Overall summary for effects of phenobarbital on human hepatocyte proliferation in different experimental models and epidemiological studies. The data obtained from transgenic mice with either human CAR or human CAR and PXR (hCAR or hCAR/hPXR mouse) showed increased hepatocyte proliferation, similar to that obtained in wild-type mice or rats. In contrast, data from the chimeric mice with human hepatocytes are consistent with the findings with in vitro cultured human hepatocyte studies where CAR-activators do not increase hepatocyte proliferation, distinctly different from wild-type mice or rats. The data from the in vitro cultured human hepatocyte studies and the chimeric mice with human hepatocytes are consistent with the data from a number of human epidemiological studies showing no increased risk of liver or other tumors. 2D: a two-dimensional culture system. 3D: a three-dimensional culture system.

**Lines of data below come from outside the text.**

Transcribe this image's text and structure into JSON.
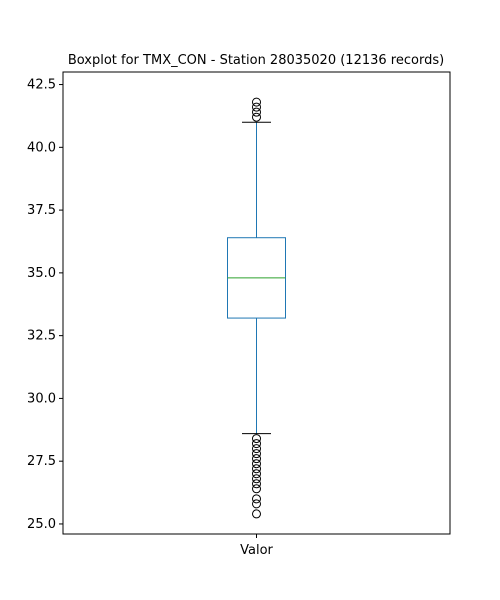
{
  "chart_data": {
    "type": "box",
    "title": "Boxplot for TMX_CON - Station 28035020 (12136 records)",
    "xlabel": "",
    "ylabel": "",
    "categories": [
      "Valor"
    ],
    "ylim": [
      24.6,
      43.0
    ],
    "yticks": [
      25.0,
      27.5,
      30.0,
      32.5,
      35.0,
      37.5,
      40.0,
      42.5
    ],
    "ytick_labels": [
      "25.0",
      "27.5",
      "30.0",
      "32.5",
      "35.0",
      "37.5",
      "40.0",
      "42.5"
    ],
    "grid": false,
    "series": [
      {
        "category": "Valor",
        "whisker_low": 28.6,
        "q1": 33.2,
        "median": 34.8,
        "q3": 36.4,
        "whisker_high": 41.0,
        "outliers_high": [
          41.2,
          41.4,
          41.6,
          41.8
        ],
        "outliers_low": [
          28.4,
          28.2,
          28.0,
          27.8,
          27.6,
          27.4,
          27.2,
          27.0,
          26.8,
          26.6,
          26.4,
          26.0,
          25.8,
          25.4
        ]
      }
    ]
  },
  "colors": {
    "box": "#1f77b4",
    "median": "#2ca02c",
    "whisker_cap": "#000000",
    "outlier": "#000000"
  }
}
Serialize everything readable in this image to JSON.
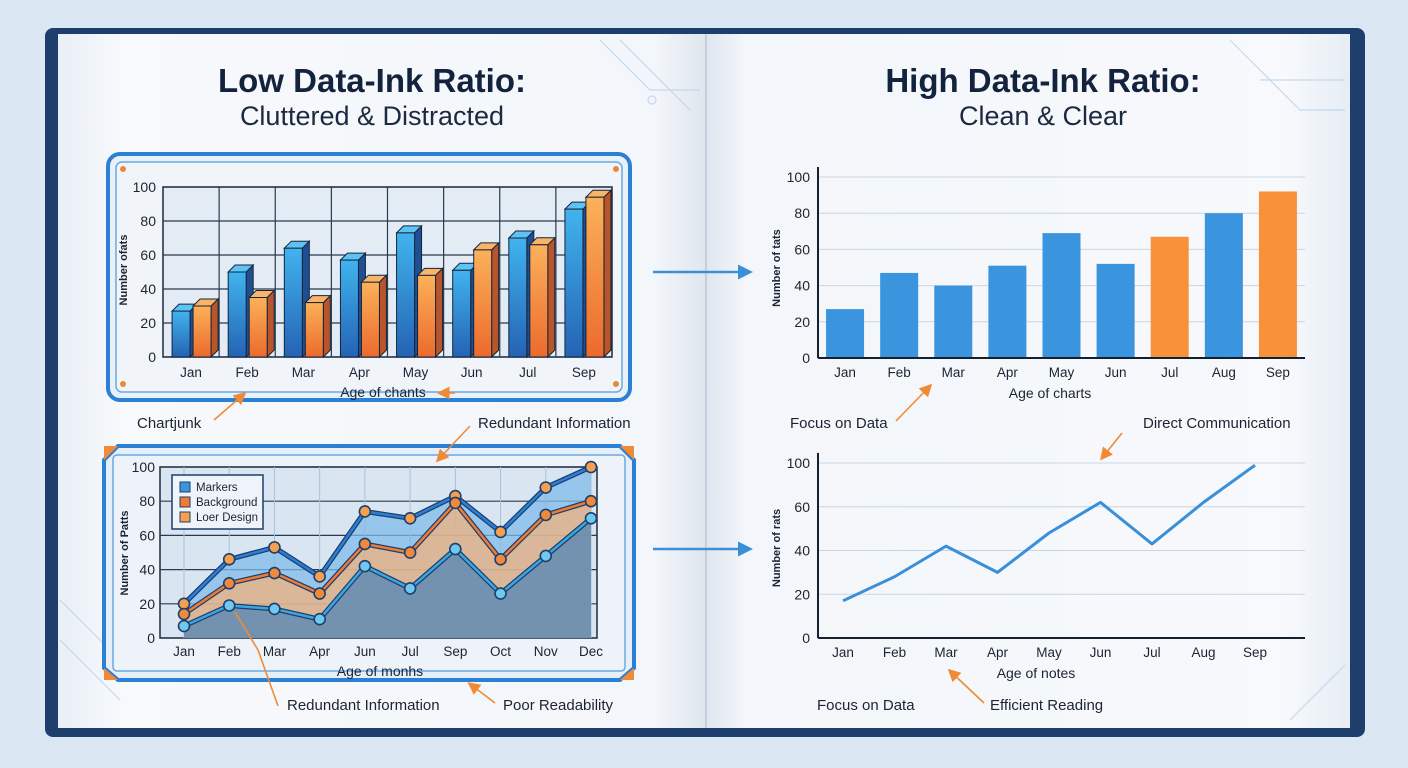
{
  "colors": {
    "cover": "#1e3f6e",
    "page": "#f4f7fb",
    "frame_blue": "#2b7fd4",
    "bar_blue": "#3b94de",
    "bar_orange": "#f7923a",
    "line_blue": "#3a8fd8",
    "arrow_orange": "#f08a36",
    "arrow_blue": "#3a8fd8"
  },
  "left_page": {
    "title": "Low Data-Ink Ratio:",
    "subtitle": "Cluttered & Distracted",
    "annotations": {
      "chartjunk": "Chartjunk",
      "redundant_top": "Redundant Information",
      "redundant_bottom": "Redundant Information",
      "poor_readability": "Poor Readability"
    }
  },
  "right_page": {
    "title": "High Data-Ink Ratio:",
    "subtitle": "Clean & Clear",
    "annotations": {
      "focus_top": "Focus on Data",
      "direct_communication": "Direct Communication",
      "focus_bottom": "Focus on Data",
      "efficient_reading": "Efficient Reading"
    }
  },
  "chart_data": [
    {
      "type": "bar",
      "style": "3d-cluttered",
      "title": "",
      "categories": [
        "Jan",
        "Feb",
        "Mar",
        "Apr",
        "May",
        "Jun",
        "Jul",
        "Sep"
      ],
      "series": [
        {
          "name": "blue",
          "values": [
            27,
            50,
            64,
            57,
            73,
            51,
            70,
            87
          ]
        },
        {
          "name": "orange",
          "values": [
            30,
            35,
            32,
            44,
            48,
            63,
            66,
            94
          ]
        }
      ],
      "xlabel": "Age of chants",
      "ylabel": "Number ofats",
      "yticks": [
        0,
        20,
        40,
        60,
        80,
        100
      ],
      "ylim": [
        0,
        100
      ],
      "grid": true
    },
    {
      "type": "area",
      "style": "cluttered",
      "title": "",
      "categories": [
        "Jan",
        "Feb",
        "Mar",
        "Apr",
        "Jun",
        "Jul",
        "Sep",
        "Oct",
        "Nov",
        "Dec"
      ],
      "series": [
        {
          "name": "Markers",
          "values": [
            20,
            46,
            53,
            36,
            74,
            70,
            83,
            62,
            88,
            100
          ]
        },
        {
          "name": "Background",
          "values": [
            14,
            32,
            38,
            26,
            55,
            50,
            79,
            46,
            72,
            80
          ]
        },
        {
          "name": "Loer Design",
          "values": [
            7,
            19,
            17,
            11,
            42,
            29,
            52,
            26,
            48,
            70
          ]
        }
      ],
      "legend": [
        "Markers",
        "Background",
        "Loer Design"
      ],
      "legend_position": "top-left",
      "xlabel": "Age of monhs",
      "ylabel": "Number of Patts",
      "yticks": [
        0,
        20,
        40,
        60,
        80,
        100
      ],
      "ylim": [
        0,
        100
      ],
      "grid": true
    },
    {
      "type": "bar",
      "style": "clean",
      "title": "",
      "categories": [
        "Jan",
        "Feb",
        "Mar",
        "Apr",
        "May",
        "Jun",
        "Jul",
        "Aug",
        "Sep"
      ],
      "values": [
        27,
        47,
        40,
        51,
        69,
        52,
        67,
        80,
        92
      ],
      "highlight": [
        false,
        false,
        false,
        false,
        false,
        false,
        true,
        false,
        true
      ],
      "xlabel": "Age of charts",
      "ylabel": "Number of tats",
      "yticks": [
        0,
        20,
        40,
        60,
        80,
        100
      ],
      "ylim": [
        0,
        100
      ],
      "grid": true
    },
    {
      "type": "line",
      "style": "clean",
      "title": "",
      "categories": [
        "Jan",
        "Feb",
        "Mar",
        "Apr",
        "May",
        "Jun",
        "Jul",
        "Aug",
        "Sep"
      ],
      "values": [
        17,
        28,
        42,
        30,
        48,
        64,
        43,
        64,
        98
      ],
      "xlabel": "Age of notes",
      "ylabel": "Number of rats",
      "yticks": [
        0,
        20,
        40,
        60,
        100
      ],
      "ylim": [
        0,
        100
      ],
      "grid": true
    }
  ]
}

Current applications of the chimeric mouse model in studies investigating the human relevance of the hepatic effects of test chemicals on liver tumorigenesis are limited to short-term studies as described above^{19, 20, 86}. The ultimate test of carcinogenicity assessment in humans using this chimeric model may be a long-term carcinogenicity study. However, to our knowledge, such a study has not been performed and would be technically very difficult. In addition to the very high cost, several preliminary studies would have to be performed, such as determining the long-term survival rate and suitable dose levels (MTD; maximum tolerated dose). Considering the adverse outcome pathway concept, investigation of the effect on hepatocyte replication (i.e., observable causal precursor step of tumor formation)^{5, 41} is sufficient for decision making in the safety assessment of test chemicals with CAR-mediated rodent liver tumor production. This is consistent with the suggested carcinogenicity assessment process by Cohen et al., where a transition from the bioassay to a decision-tree matrix that can be applied to a broader range of chemicals, with better predictivity, based on the premise that cancer is the consequence of DNA coding errors that arise either directly from mutagenic events or indirectly from sustained cell proliferation².

Furthermore, as with PPARα activators, after global acceptance that CAR-mediated rodent liver tumor production is not relevant to humans, it would not be necessary to perform studies in either cultured human hepatocytes or in chimeric with human hepatocytes⁵.

Overall, the available data demonstrate that the established MOA for rodent liver tumor formation by PB and other CAR-activators is qualitatively not plausible for humans, which is consistent with previous evaluations^{5, 27, 29, 47}. This conclusion is supported by data from several human epidemiological studies showing no increased risk of liver or other tumors in individuals exposed to CAR-activators such as PB⁵. These findings are similar to the hepatic effects and species differences of PPARα activators⁵. As pointed out by Lake, based on current knowledge, the 2001 IARC classification of PB (i.e., “possibly carcinogenic to human (Group 2B)”) would appear to be outdated²⁹. Regarding humanized models, some (but not all) humanized models appear to be useful for the prediction of human responses to chemical exposure. For correct prediction, as discussed in this review, we should select suitable humanized model(s) based on their characterization. To my understanding, the accumulated experimental data suggest that the chimeric mouse with human hepatocytes (PXB-mouse) is very reliable for prediction of short-term effects on hepatocyte replication irrespective of mitogenic- or cytotoxicity/regeneration-MOA. Thus, this model would be valuable for the prediction of liver carcinogenicity of test chemicals, especially human-specific metabolites.

Funding Statement

This work was supported by the Sumitomo Chemical Co., Ltd.

Disclosure of Potential Conflicts of Interest

The author declares the following financial interest/personal relationships: Dr. Tomoya Yamada is employed by Sumitomo Chemical Co., Ltd. However, the views presented in this manuscript are those of the author based on many years of research in the respective areas of investigation reported in this document.